En dépit des difficultés tant physiques que mentales, j’apprécie beaucoup cette méditation, qui d’ailleurs, est plutôt une manière d’être en parfaite phase avec la réalité qu’une méditation à proprement dite. Ce qui me plaît avant tout, c’est cette idée de ne tenir compte que de la réalité, de ce que nous percevons, par soi-même, tel que cela existe, tel que cela est. Finalement, comment développer une connaissance juste de la réalité en faisant autrement que la percevoir directement, telle qu’elle est, telle qu’elle se présente à la conscience, dans l’instant, libre de toute réflexion, de tout concept fabriqué par le mental ?

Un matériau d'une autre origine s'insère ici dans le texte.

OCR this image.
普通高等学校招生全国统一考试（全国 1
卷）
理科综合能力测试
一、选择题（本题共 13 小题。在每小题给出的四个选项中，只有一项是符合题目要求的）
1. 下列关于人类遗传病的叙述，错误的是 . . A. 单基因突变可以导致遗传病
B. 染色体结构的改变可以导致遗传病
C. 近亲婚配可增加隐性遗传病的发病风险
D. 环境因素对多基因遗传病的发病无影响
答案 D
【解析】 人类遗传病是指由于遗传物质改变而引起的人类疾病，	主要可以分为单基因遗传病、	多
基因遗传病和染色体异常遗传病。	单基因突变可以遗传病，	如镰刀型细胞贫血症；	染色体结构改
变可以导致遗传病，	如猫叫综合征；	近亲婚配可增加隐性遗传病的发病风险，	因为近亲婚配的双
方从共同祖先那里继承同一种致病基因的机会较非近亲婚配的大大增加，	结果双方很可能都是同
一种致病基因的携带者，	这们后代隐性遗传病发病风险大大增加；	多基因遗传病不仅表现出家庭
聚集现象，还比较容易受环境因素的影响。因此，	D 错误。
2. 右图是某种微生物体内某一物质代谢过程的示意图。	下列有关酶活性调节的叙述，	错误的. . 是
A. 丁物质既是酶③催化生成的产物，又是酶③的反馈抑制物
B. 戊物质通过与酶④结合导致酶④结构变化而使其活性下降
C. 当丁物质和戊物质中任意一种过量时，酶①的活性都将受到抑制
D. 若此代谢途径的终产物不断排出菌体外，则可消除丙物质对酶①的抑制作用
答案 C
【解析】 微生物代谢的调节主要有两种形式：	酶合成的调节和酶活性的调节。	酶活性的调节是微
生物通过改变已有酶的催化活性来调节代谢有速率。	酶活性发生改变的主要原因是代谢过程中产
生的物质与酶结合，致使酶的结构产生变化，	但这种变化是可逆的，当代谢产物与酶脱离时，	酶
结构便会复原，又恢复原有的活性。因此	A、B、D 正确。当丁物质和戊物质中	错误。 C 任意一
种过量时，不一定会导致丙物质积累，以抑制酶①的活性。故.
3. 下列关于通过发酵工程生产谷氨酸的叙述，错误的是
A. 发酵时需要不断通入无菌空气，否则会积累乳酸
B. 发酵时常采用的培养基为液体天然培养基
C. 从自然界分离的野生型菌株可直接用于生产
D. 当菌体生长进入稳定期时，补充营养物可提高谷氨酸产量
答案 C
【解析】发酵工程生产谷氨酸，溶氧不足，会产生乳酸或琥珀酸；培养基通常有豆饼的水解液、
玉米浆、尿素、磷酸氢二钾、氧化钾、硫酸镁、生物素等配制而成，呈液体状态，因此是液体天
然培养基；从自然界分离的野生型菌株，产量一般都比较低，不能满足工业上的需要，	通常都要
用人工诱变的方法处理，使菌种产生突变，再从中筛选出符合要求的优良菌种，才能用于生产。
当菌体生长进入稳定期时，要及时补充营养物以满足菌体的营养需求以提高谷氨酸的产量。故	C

Chaque fois que je commence à dériver sur une voie qui sort du cadre de la vision directe, l’un ou l’autre de mes instructeurs me fait brusquement revenir sur terre. Ici, je n’apprendrai pas à léviter, mais au contraire à atterrir, plus que jamais. Je ne fuirai pas les éléments qui constituent habituellement la vie d’un être humain, mais au contraire, je les pénétrerai comme jamais il nous vient à l’idée de le faire. Cette façon de « méditer » m’apparaît tellement différente et surtout tellement plus claire et plus concrète que ce que j’ai eu l’occasion de découvrir en Europe. Ses avantages me semblent si évidents, si propices et si abordables que je souhaite vraiment m’y investir totalement. Alors que certains ne parlent que de fantasmes spirituels dignes des plus grands films de science-fiction ou des plus grands rêves, ici il n’est question que de connaître le mouvement de ses pieds, les douleurs de son dos, les émotions qui nous tiraillent, bref ; la vie de tous les jours, le caractère on ne peut plus concret de la réalité de chaque instant.